Fatto sta, il cinema non gli giova troppo: la verve di Mandelli-Biggio viene fuori da gag, sketch, boutade, “aforismi”, che mal si attagliano alla linearità narrativa e all’espansione drammaturgica richieste dal grande schermo.
Non a caso, le meglio cose non sono dei protagonisti assoluti Ruggero De Ceglie (Mandelli) e il figlio Gianluca (Biggio), ma dei tamarri Patrick e Alexio, che aprono il film – e ritornano a singulti – con booster, trifacciale, piumini sgargianti e Minchia Boh dei Club Dogo, esprimendosi con tre parole: minchia, figa, porcodighel.
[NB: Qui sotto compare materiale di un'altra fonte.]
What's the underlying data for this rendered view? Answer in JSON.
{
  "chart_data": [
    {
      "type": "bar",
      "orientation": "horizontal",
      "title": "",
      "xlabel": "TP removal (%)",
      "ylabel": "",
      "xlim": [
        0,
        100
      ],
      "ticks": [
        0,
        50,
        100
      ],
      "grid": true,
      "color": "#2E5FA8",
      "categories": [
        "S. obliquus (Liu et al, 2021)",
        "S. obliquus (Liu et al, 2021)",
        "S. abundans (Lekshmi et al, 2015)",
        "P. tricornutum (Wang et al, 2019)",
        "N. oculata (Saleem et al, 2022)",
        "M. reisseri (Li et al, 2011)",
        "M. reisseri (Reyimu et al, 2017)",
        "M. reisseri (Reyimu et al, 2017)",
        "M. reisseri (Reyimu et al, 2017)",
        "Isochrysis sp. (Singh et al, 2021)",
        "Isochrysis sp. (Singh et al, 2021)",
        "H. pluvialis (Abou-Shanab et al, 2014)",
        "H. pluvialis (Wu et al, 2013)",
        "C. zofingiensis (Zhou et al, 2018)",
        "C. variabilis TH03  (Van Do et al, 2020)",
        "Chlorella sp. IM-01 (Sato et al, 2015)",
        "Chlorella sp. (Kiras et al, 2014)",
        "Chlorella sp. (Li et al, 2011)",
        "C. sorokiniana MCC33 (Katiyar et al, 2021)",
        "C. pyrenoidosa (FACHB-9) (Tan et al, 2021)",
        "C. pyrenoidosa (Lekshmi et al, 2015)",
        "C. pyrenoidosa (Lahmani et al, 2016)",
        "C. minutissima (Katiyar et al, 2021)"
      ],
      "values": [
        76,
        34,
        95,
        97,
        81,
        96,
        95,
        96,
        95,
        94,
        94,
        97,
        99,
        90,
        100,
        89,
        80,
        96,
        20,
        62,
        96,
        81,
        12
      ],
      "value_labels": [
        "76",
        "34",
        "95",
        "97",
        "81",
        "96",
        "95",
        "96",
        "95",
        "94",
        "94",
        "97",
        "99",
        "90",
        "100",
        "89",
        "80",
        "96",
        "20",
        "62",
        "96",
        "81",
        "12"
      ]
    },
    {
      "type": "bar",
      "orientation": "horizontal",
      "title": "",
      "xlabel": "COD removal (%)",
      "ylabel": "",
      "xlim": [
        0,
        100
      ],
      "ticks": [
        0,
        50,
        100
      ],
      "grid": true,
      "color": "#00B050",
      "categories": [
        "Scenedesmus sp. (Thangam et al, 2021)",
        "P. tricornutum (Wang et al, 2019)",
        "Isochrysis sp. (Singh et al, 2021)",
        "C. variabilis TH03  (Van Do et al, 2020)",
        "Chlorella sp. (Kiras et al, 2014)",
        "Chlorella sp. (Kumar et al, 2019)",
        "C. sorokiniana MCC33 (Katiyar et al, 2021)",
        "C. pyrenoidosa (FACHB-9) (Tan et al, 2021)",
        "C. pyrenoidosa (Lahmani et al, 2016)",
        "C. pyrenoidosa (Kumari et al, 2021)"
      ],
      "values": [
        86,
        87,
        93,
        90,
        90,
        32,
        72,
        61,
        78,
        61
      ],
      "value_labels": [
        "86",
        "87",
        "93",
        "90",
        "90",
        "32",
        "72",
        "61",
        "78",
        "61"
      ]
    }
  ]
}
Soliti idioti all’ennesima potenza Patrick e Alexio: vocabolario di tre parole tre, e si fanno capire benissimo. In altre parole, spaccano e trovarli dentro al cinema a vedere un film dice bene dove dovrebbero stare: non sullo schermo, ma davanti, altrove, su altri supporti.

Al contrario, la storia de I 2 soliti idioti impone si seguano Ruggero e Gianluca tra crisi dell’impero familiare dei wurstel e Guardia di Finanza, il matrimonio in vista con l’orrida Fabiana (il padre austero e rigoroso è Teo Teocoli, con – dicunt gli idioti – esplicita ispirazione a Mario Monti) per il pargolo, la liaison con l’improbabile badante Perla Madonna (Miriam Giovanelli) per papà. Ma l’idiozia – letteralmente – non fa storia: rimane il kit per il parcheggio, una zampata di tigre persa nel bosco e altre poche, belle trovate tamarro-situazioniste. Ma non chiamatelo film.